Many more French authorities to the same effect could be referred to, but it is unnecessary, as the Supreme Court of Louisiana has passed upon the question and its decision is binding on us as a rule of property. In the case of Parkinson v. McDonough, 4 Martin N.S. 246, decided in 1826, the substantive words of the bequest were the same as in the case
before us -- namely
"I bequeath to the orphan children of my old friend Godfrey Duher, Mary, Nancy, James, and Eliza, one-eighth of all my property, to be equally divided among them,"
and the decision was that the legacy was conjoint, and consequently, that the portion of one of the legatees who died before the testator went by accretion to the survivors. The court said,
"The distinction between a bequest of a thing to many in equal portions, and one wherein a testator gives a legacy to two or more individuals, to be divided in equal portions, appears at first view extremely subtle and refined. The difference of phraseology in those two modes of bequeathing is so slight as not readily to convey to the mind any difference in ideas, and can only produce this effect by separating the members of the sentence in the latter phrase; in truth, to create two distinct sentences, each complete in itself with regard to sense and meaning -- the one relating to the disposition of the will, the other to its execution. We might hesitate much in adopting this method of construction were it not sanctioned by the authorities cited in behalf of the appellants; the doctrine contended for is fully supported by the commentary of Touillier on the 1044th article of Code Napoleon, which we have already shown to be precisely similar to that of our own code on the same subject."

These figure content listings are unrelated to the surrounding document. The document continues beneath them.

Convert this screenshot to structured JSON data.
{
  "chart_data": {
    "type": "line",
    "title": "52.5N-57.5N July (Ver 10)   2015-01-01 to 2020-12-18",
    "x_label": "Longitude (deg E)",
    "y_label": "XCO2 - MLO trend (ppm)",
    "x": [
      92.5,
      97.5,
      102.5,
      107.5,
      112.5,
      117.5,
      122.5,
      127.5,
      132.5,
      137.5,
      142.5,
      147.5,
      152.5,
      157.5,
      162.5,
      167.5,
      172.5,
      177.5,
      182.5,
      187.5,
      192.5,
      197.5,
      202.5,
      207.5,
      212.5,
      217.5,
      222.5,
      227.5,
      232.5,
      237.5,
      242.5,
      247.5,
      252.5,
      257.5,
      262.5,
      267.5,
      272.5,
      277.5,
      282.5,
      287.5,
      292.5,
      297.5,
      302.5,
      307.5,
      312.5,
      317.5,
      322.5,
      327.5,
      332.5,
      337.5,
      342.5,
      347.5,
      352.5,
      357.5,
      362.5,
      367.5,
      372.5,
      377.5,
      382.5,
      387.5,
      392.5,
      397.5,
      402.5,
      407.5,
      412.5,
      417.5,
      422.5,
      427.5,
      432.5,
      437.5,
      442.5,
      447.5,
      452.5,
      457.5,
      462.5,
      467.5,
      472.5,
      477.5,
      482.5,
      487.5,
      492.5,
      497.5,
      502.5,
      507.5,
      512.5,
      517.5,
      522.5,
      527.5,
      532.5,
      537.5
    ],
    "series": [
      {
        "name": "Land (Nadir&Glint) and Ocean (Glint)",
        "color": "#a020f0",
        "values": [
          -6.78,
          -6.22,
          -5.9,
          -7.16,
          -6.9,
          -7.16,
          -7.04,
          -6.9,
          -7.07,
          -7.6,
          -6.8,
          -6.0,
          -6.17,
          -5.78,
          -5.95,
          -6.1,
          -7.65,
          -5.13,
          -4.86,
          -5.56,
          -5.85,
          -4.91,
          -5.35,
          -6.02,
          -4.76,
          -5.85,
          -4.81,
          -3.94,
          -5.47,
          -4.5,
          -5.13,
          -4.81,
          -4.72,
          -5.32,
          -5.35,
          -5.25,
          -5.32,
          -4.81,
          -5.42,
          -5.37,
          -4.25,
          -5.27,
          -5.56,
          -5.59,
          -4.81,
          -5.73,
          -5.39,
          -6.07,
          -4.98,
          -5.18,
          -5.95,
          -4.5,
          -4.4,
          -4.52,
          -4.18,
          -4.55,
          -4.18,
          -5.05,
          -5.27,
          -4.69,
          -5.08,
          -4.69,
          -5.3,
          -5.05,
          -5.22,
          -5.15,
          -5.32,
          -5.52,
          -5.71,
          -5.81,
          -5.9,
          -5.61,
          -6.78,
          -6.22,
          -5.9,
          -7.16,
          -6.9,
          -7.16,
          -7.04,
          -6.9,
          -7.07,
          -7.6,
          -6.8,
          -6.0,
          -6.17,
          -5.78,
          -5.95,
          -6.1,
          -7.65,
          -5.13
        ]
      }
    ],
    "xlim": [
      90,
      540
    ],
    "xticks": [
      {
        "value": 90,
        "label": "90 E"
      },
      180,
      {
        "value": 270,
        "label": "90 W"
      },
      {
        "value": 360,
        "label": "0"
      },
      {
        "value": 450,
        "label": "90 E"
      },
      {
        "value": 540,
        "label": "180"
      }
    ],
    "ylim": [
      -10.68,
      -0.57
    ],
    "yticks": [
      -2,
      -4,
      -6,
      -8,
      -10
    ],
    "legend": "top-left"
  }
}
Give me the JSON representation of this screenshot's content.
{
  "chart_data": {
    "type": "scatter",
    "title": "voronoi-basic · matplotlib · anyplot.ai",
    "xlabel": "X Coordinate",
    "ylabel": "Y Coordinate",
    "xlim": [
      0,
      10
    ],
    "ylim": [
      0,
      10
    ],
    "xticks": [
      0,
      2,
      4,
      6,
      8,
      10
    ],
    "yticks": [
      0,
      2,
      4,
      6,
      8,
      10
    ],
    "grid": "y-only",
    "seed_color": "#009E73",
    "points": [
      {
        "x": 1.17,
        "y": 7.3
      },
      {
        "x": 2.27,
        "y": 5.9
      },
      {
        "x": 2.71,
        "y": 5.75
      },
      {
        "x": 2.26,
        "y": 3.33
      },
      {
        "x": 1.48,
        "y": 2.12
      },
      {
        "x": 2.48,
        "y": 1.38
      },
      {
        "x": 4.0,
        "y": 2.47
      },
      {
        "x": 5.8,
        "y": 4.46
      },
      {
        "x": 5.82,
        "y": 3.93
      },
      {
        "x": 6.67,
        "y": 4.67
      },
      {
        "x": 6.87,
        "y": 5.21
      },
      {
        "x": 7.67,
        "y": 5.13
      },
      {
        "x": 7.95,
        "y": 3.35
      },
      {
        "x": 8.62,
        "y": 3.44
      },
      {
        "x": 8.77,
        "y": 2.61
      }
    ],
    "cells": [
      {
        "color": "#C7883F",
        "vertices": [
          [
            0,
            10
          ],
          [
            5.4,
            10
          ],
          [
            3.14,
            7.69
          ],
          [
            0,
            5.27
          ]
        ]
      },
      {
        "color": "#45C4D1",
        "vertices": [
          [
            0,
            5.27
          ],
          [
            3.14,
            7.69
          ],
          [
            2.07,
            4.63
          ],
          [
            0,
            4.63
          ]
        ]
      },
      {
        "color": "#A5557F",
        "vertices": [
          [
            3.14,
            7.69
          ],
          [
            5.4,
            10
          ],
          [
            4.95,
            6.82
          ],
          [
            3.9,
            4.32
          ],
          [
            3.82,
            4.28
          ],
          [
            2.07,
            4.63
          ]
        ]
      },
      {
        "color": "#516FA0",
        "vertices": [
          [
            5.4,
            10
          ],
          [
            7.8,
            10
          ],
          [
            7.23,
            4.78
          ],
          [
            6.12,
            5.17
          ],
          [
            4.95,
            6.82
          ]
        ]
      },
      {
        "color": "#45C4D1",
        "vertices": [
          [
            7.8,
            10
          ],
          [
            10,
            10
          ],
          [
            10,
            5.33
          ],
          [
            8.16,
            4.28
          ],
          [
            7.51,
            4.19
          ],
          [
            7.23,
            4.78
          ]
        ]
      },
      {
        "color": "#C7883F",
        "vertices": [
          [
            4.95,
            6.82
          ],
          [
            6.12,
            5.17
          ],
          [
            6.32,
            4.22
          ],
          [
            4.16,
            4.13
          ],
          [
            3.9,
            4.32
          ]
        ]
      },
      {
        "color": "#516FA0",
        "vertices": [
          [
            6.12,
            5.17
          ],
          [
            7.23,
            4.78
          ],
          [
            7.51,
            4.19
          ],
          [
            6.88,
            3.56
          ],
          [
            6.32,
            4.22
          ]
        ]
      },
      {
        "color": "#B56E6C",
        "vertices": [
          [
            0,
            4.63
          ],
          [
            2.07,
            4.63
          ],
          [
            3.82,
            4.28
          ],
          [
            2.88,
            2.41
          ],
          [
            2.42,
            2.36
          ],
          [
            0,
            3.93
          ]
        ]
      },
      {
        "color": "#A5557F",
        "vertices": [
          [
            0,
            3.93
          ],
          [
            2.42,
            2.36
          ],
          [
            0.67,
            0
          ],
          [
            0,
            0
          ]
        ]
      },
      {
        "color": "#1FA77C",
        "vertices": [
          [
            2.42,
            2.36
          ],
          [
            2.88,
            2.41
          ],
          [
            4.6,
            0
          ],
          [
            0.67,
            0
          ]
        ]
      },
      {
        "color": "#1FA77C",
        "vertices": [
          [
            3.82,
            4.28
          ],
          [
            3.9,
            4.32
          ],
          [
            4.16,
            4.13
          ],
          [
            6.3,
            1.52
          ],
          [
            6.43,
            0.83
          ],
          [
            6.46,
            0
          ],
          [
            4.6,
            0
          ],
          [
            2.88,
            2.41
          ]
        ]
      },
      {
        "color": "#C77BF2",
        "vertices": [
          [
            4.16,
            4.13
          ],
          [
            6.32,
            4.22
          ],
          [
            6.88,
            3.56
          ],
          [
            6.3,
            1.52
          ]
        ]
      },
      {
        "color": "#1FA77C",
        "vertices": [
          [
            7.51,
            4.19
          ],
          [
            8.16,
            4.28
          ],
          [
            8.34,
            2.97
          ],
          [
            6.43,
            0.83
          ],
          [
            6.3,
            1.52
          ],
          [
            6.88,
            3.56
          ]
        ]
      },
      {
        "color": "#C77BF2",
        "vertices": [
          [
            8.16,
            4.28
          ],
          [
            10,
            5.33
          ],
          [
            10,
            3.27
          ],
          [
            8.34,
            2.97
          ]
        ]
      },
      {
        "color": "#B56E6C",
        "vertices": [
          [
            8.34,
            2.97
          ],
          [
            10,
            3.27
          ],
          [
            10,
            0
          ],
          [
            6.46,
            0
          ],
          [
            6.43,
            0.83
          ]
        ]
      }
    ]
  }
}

This decision was followed by the same court in 1855 in the case of Lebeau v. Trudeau, 10 La.Ann. 164, which was even a stronger case in favor of assignment of separate parts than that of Parkinson v. McDonough, the words of the bequest being, "After my debts are paid, my property shall be divided in equal proportions among the persons hereinafter named." After naming the legatees, the testator says, "I have hereinbefore mentioned the names of the persons to whom I bequeath all my property." After a full discussion of the question, it was decided that the legacy was conjoint and that accretion took place. The court uses the following language:
"The assigning of the parts of each co-legatee means something more than is comprehended in the language of this will, which, according to my understanding of it, simply directs their participation of his whole estate in equal portions. I apprehend the terms used in the Code contemplate an express specification and assignment
of the respective portions of the legatees, calling each to his particular part. But in the present case, there is not that specific and distinct assignment of the parts which in my judgment is necessary to constitute a distinct legacy to each, of a distinct portion of the deceased's fortune. He appears to me, on the contrary, to have called them conjointly to partake equally in the totality of his estate, and has mentioned the equality of their portions for the purpose of regulating the distribution of that totality. They are conjointly his universal legatees."
In view of these decisions, we cannot hesitate to decide that the legacy in question in a conjoint legacy, and that the right of accretion took place in favor of the defendant in error.